23 avril 1671 : Vatel n’a jamais existé… ou du moins pas celui que vous croyez !


Le plus célèbre des cuisiniers français de Louis XIV était… maître d’hôtel (il à la charge de « contrôleur général de la Bouche de Monsieur le Prince », c’est-à-dire en charge de l’intendance et de l’organisation et non cuisinier), d’origine suisse (son vrai nom Fritz Karl WATEL) et au service du prince de Condé (dit le Grand Condé) ! Il n'a aucune recette à son actif (si ce n'est la crème Chantilly, qu'il aurait inventée à... Vaux-le-Vicomte).

Son geste, aussi dramatique soit-il, et son nom, ne seraient pas passés à la postérité sans les lettres de la Marquise de Sévigné :

« Mais voici ce que j’apprends en entrant ici, dont je ne puis me remettre, et qui fait que je ne sais plus ce que je vous mande : c’est qu’enfin Vatel, le grand Vatel, maître d’hôtel de Monsieur Fouquet, qui l’était présentement de Monsieur le Prince, cet homme d'une capacité distinguée de toutes les autres, dont la bonne tête était capable de soutenir tout le soin d'un État ; cet homme donc que je connaissais, voyant à huit heures ce matin, que la marée n'était point arrivée, n'a pu souffrir l'affront qu'il a vu qui l'allait accabler, et en un mot, il s’est poignardé. […] Je ne doute pas que la confusion n'ait été grande ; c'est une chose fâcheuse à une fête de cinquante mille écus ».

Marquise de Sévigné, lettre à Madame de Grignan du 24 avril 1671.
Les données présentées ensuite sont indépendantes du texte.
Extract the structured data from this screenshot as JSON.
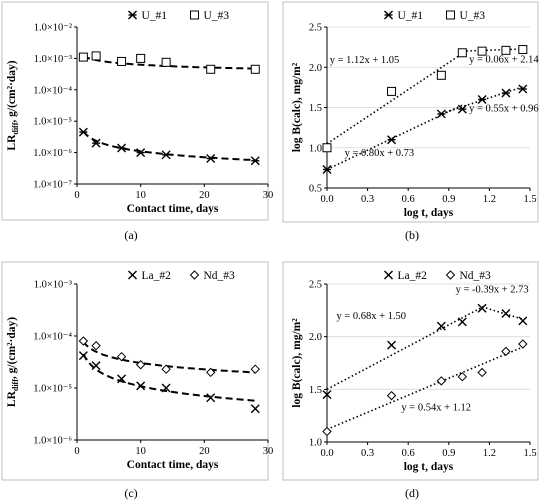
{
  "figure": {
    "background": "#ffffff",
    "ink": "#000000",
    "plot_border": "#bfbfbf",
    "grid": "#d9d9d9"
  },
  "panel_labels": [
    "(a)",
    "(b)",
    "(c)",
    "(d)"
  ],
  "chart_data": [
    {
      "type": "scatter",
      "panel": "a",
      "xlabel": "Contact time, days",
      "ylabel_main": "LR",
      "ylabel_sub": "diff",
      "ylabel_rest": ", g/(cm²·day)",
      "xlim": [
        0,
        30
      ],
      "xticks": [
        0,
        10,
        20,
        30
      ],
      "ylog": true,
      "ylim": [
        -7,
        -2
      ],
      "yticks": [
        -7,
        -6,
        -5,
        -4,
        -3,
        -2
      ],
      "ytick_labels": [
        "1.0×10⁻⁷",
        "1.0×10⁻⁶",
        "1.0×10⁻⁵",
        "1.0×10⁻⁴",
        "1.0×10⁻³",
        "1.0×10⁻²"
      ],
      "legend": "top-center",
      "grid": false,
      "series": [
        {
          "name": "U_#1",
          "marker": "star",
          "x": [
            1,
            3,
            7,
            10,
            14,
            21,
            28
          ],
          "y": [
            4.5e-06,
            2e-06,
            1.4e-06,
            1e-06,
            8.5e-07,
            6.5e-07,
            5.5e-07
          ],
          "fit": "power",
          "fit_a": 4.7e-06,
          "fit_b": -0.63
        },
        {
          "name": "U_#3",
          "marker": "square",
          "x": [
            1,
            3,
            7,
            10,
            14,
            21,
            28
          ],
          "y": [
            0.0011,
            0.0012,
            0.0008,
            0.001,
            0.00075,
            0.00045,
            0.00045
          ],
          "fit": "power",
          "fit_a": 0.0012,
          "fit_b": -0.28
        }
      ]
    },
    {
      "type": "scatter",
      "panel": "b",
      "xlabel": "log t, days",
      "ylabel": "log B(calc), mg/m²",
      "xlim": [
        0,
        1.5
      ],
      "xticks": [
        0,
        0.3,
        0.6,
        0.9,
        1.2,
        1.5
      ],
      "xtick_labels": [
        "0.0",
        "0.3",
        "0.6",
        "0.9",
        "1.2",
        "1.5"
      ],
      "ylim": [
        0.5,
        2.5
      ],
      "yticks": [
        0.5,
        1.0,
        1.5,
        2.0,
        2.5
      ],
      "ytick_labels": [
        "0.5",
        "1.0",
        "1.5",
        "2.0",
        "2.5"
      ],
      "legend": "top-center",
      "grid": true,
      "series": [
        {
          "name": "U_#1",
          "marker": "star",
          "x": [
            0.0,
            0.477,
            0.845,
            1.0,
            1.146,
            1.322,
            1.447
          ],
          "y": [
            0.73,
            1.1,
            1.42,
            1.48,
            1.6,
            1.68,
            1.73
          ]
        },
        {
          "name": "U_#3",
          "marker": "square",
          "x": [
            0.0,
            0.477,
            0.845,
            1.0,
            1.146,
            1.322,
            1.447
          ],
          "y": [
            1.0,
            1.7,
            1.9,
            2.18,
            2.2,
            2.21,
            2.22
          ]
        }
      ],
      "trendlines": [
        {
          "series": 0,
          "slope": 0.8,
          "intercept": 0.73,
          "x": [
            0.0,
            1.0
          ]
        },
        {
          "series": 0,
          "slope": 0.55,
          "intercept": 0.96,
          "x": [
            0.845,
            1.447
          ]
        },
        {
          "series": 1,
          "slope": 1.12,
          "intercept": 1.05,
          "x": [
            0.0,
            1.0
          ]
        },
        {
          "series": 1,
          "slope": 0.06,
          "intercept": 2.14,
          "x": [
            1.0,
            1.447
          ]
        }
      ],
      "annotations": [
        {
          "text": "y = 1.12x + 1.05",
          "x": 0.02,
          "y": 2.05
        },
        {
          "text": "y = 0.06x + 2.14",
          "x": 1.05,
          "y": 2.06
        },
        {
          "text": "y = 0.55x + 0.96",
          "x": 1.05,
          "y": 1.45
        },
        {
          "text": "y = 0.80x + 0.73",
          "x": 0.13,
          "y": 0.9
        }
      ]
    },
    {
      "type": "scatter",
      "panel": "c",
      "xlabel": "Contact time, days",
      "ylabel_main": "LR",
      "ylabel_sub": "diff",
      "ylabel_rest": ", g/(cm²·day)",
      "xlim": [
        0,
        30
      ],
      "xticks": [
        0,
        10,
        20,
        30
      ],
      "ylog": true,
      "ylim": [
        -6,
        -3
      ],
      "yticks": [
        -6,
        -5,
        -4,
        -3
      ],
      "ytick_labels": [
        "1.0×10⁻⁶",
        "1.0×10⁻⁵",
        "1.0×10⁻⁴",
        "1.0×10⁻³"
      ],
      "legend": "top-center",
      "grid": false,
      "series": [
        {
          "name": "La_#2",
          "marker": "x",
          "x": [
            1,
            3,
            7,
            10,
            14,
            21,
            28
          ],
          "y": [
            4.2e-05,
            2.7e-05,
            1.5e-05,
            1.1e-05,
            1e-05,
            6.5e-06,
            4e-06
          ],
          "fit": "power",
          "fit_a": 4.5e-05,
          "fit_b": -0.62
        },
        {
          "name": "Nd_#3",
          "marker": "diamond",
          "x": [
            1,
            3,
            7,
            10,
            14,
            21,
            28
          ],
          "y": [
            8e-05,
            6.5e-05,
            4e-05,
            2.8e-05,
            2.3e-05,
            2e-05,
            2.3e-05
          ],
          "fit": "power",
          "fit_a": 7.8e-05,
          "fit_b": -0.41
        }
      ]
    },
    {
      "type": "scatter",
      "panel": "d",
      "xlabel": "log t, days",
      "ylabel": "log B(calc), mg/m²",
      "xlim": [
        0,
        1.5
      ],
      "xticks": [
        0,
        0.3,
        0.6,
        0.9,
        1.2,
        1.5
      ],
      "xtick_labels": [
        "0.0",
        "0.3",
        "0.6",
        "0.9",
        "1.2",
        "1.5"
      ],
      "ylim": [
        1.0,
        2.5
      ],
      "yticks": [
        1.0,
        1.5,
        2.0,
        2.5
      ],
      "ytick_labels": [
        "1.0",
        "1.5",
        "2.0",
        "2.5"
      ],
      "legend": "top-center",
      "grid": true,
      "series": [
        {
          "name": "La_#2",
          "marker": "x",
          "x": [
            0.0,
            0.477,
            0.845,
            1.0,
            1.146,
            1.322,
            1.447
          ],
          "y": [
            1.45,
            1.92,
            2.1,
            2.14,
            2.27,
            2.22,
            2.15
          ]
        },
        {
          "name": "Nd_#3",
          "marker": "diamond",
          "x": [
            0.0,
            0.477,
            0.845,
            1.0,
            1.146,
            1.322,
            1.447
          ],
          "y": [
            1.1,
            1.44,
            1.58,
            1.62,
            1.66,
            1.86,
            1.93
          ]
        }
      ],
      "trendlines": [
        {
          "series": 0,
          "slope": 0.68,
          "intercept": 1.5,
          "x": [
            0.0,
            1.146
          ]
        },
        {
          "series": 0,
          "slope": -0.39,
          "intercept": 2.73,
          "x": [
            1.146,
            1.447
          ]
        },
        {
          "series": 1,
          "slope": 0.54,
          "intercept": 1.12,
          "x": [
            0.0,
            1.447
          ]
        }
      ],
      "annotations": [
        {
          "text": "y = -0.39x + 2.73",
          "x": 0.95,
          "y": 2.42
        },
        {
          "text": "y = 0.68x + 1.50",
          "x": 0.07,
          "y": 2.17
        },
        {
          "text": "y = 0.54x + 1.12",
          "x": 0.55,
          "y": 1.3
        }
      ]
    }
  ]
}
« À quatre heures, Vatel va partout, il trouve tout endormi. Il rencontre un petit pourvoyeur qui lui apportait seulement deux charges de marée ; il lui demanda : "Est-ce là tout ? " Il lui dit : "Oui, Monsieur." Il ne savait pas que Vatel avait envoyé à tous les ports de mer. Il attend quelque temps ; les autres pourvoyeurs ne viennent point ; sa tête s'échauffait. Il croit qu'il n'y aura pas de marée ; il trouve Gourville, et lui dit : "Monsieur, je ne survivrai pas à cet affront-ci ; j'ai de l'honneur et de la réputation à perdre." Gourville se moqua de lui ; Vatel monte à sa chambre, met son épée contre la porte, et se la passe au travers du cœur, mais ce ne fut qu'au troisième coup, car il s'en donna deux qui n'étaient pas mortels : il tombe mort. La marée cependant arrive de tous côtés ; on cherche Vatel pour la distribuer, on va à sa chambre ; on heurte, on enfonce la porte ; on le trouve noyé dans son sang ; on court à M. le Prince, qui fut au désespoir. M. le Duc pleura ; c'était sur Vatel que roulait tout son voyage de Bourgogne. M. le Prince le dit au Roi fort tristement : on dit que c'était à force d'avoir de l'honneur à sa manière ; on le loua fort, on loua et on blâma son courage... »

Marquise de Sévigné, lettre à Madame de Grignan du 26 avril 1671.

La vérité historique est parfois décevante. Toujours est-il que ce 23 avril 1671, le « contrôleur général de la Bouche de Monsieur le Prince », déjà affecté que la veille certaines tables aient manqué de rôtis, est au comble du désespoir en apprenant, le retard de la « marée » qui amène les poissons et les coquillages de Boulogne. Pourtant, la « marée » sera là à l’heure mais le pauvre homme est déjà mort.

Le Roi-Soleil, informé par Monsieur le Prince, se montre affligé par un sens de l'honneur aussi aigu mais la fête n'en continue pas moins jusqu'à son terme.